Universal approximators vs. algorithmic completeness

Finally, it has dawned on us. A problem that we had troubles conceptualizing is the following. On the one hand, for the purposes of universal induction, it is necessary to search in an algorithmically complete space. This is currently not possible because of the huge number of possible programs to search through. Our mind then automatically wandered toward algorithms that don’t go through the trouble of searching through the whole search space available to them. Any parametrized machine learning algorithm, be it neural networks or linear regression, finds solutions by gradient descent or even simpler, but none bothers to loop through all weight combinations.

The next thought was that this kind of efficient search is only possible within a fixed algorithmically incomplete representation. However, it is well-known that neural networks are universal function approximators, which sounds like algorithmic completeness, does it not? After all, Turing machines merely compute a integer functions. Why then would it be so hard for neural networks to represent some structure not optimally suitable for them? For example, a circle can be represented by the equation \( x^2+y^2=const\), which is difficult to represent with, say, sigmoidal neurons. We attributed this difficulty to the fact that there are different reference machines after all and some things are easy to represent with one machine but difficult in another and vice versa.

But now we realize that there is something fundamentally different between universal function approximators and algorithmically complete languages. After all, polynoms are also universal approximators, too! But ever tried to fit a polynom to an exponential function? It will severely overfit and never generalize.

So, what is the difference between an algorithmically incomplete universal function approximator and a sub-optimal algorithmically complete reference machine? While the latter differs from another alg. complete machine merely by the constant length needed to encode a compiler between those machines, the former requires ever more resources when the approximation precision is increased. For example, every alg. complete language will be able to represent the exponential function exactly; some languages will require longer, some shorter expressions, but the representation will be exact. And the additional length in some languages is merely due to the fact that some functions are cumbersome to define in them, but once done, your function will be represented exactly. Conversely, a universal non-complete approximator will require ever longer representations when you increase precision and goes even to infinity when precision requirements are highest. More precisely, if \( \epsilon\) is the maximum approximation error that you allow and \( N\) is the size of the network \( N(\epsilon)\) increases as \( \epsilon\) decreases. Our point is that it should not depend on \( \epsilon\). For example, if you can represent the data \( x\) perfectly in some representation with \( M\) bits, then your representation should take \( N = M + \mbox{const.}\) bits where the constant does not depend on \( x\) (i.e. const is just the length of the compiler that translates between the two representations). And this is just not the case for neural networks. And that is also why the Taylor expansion of the exponential function is an infinite degree polynomial — polynomials are simply not suited to represent the exponential function.

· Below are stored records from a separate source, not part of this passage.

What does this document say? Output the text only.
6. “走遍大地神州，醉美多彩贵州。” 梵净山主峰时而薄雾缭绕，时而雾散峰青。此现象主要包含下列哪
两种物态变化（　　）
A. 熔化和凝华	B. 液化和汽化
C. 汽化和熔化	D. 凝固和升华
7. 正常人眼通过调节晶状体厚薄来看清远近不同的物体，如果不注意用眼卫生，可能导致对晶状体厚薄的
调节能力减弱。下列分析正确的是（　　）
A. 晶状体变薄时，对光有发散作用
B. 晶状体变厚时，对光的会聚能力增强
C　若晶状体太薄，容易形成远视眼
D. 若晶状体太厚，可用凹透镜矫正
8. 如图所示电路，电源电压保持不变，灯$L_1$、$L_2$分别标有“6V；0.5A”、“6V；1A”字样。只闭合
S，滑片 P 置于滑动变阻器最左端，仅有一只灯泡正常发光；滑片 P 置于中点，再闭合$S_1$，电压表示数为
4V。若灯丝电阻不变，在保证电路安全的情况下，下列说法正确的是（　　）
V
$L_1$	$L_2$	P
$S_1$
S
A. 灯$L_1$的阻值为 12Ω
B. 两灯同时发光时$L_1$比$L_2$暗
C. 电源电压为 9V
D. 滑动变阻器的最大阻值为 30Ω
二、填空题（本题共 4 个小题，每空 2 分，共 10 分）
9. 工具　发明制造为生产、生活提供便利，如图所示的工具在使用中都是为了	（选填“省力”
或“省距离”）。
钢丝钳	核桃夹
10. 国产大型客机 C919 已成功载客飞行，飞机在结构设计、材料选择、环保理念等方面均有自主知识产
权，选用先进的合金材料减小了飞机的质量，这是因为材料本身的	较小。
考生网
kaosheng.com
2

But why should precision matter? Why do we care about this effect? Should we not rather care about the generalization abilities? For example, imagine a family of exponentials \( e^{-x/d}\), where \( d\) is the width of the exponential. If we fit a polynom to it, we would need a different set of parameters of the polynom for each value of \( d\)! Therefore, polynoms don’t really capture the structure of the function. On the other hand, an alg. complete language will always have such a single parameter available and once the representation is constructed, the whole family is covered. That’s actually the point. In order to generalize, it is necessary to recognize the sample as an example of a family that it belongs to and to parametrize that family. And neither neural networks nor polynoms can parametrize the exponential family, without picking completely different infinite (not single!) parameter sets for the respective polynomials. An alg. complete language, however, can do this.

We think, essentially, the criterion is: if your data is drawn from a class which is parametrizable with \( n\) parameters in some Turing complete representation, then your representation should be able to express that same data with not (much) more than n parameters. Otherwise, it is “just an approximation” which may fit the data well, but will certainly overfit, since it will not capture the structure of the data. This follows from universal induction. If your data \( x=yz\) is computed by a program \( p\), \( U(p)=x\), then taking a longer program \( q\) that computes some prefix \( y\) of \( x\), \( U(q)=yw\), will hardly make \( q\) able to predict the rest of \( x\): \( w\) will not equal \( z\). And it is well known, that the shortest program computing x is the best predictor with high probability, so that every bit wasted in program length reduces your prediction abilities exponentially, due to the \( 2^{-l(p)}\) terms in the Solomonoff Prior!

Another point is that algorithmic completeness may not even be necessary, if the data created by Nature comes from an incomplete representation (if the world consisted only of circles, then you only need to parametrize circles in order to represent the data and generalize from them perfectly). That this is the case is not even improbable, since physics imposes locality and criticality (power law distributed mutual information in natural data), which probably makes the data compressible by hierarchies (as reflected by our theory of incremental compression. However, this class is still quite large, and we should be able to capture its structure appropriately.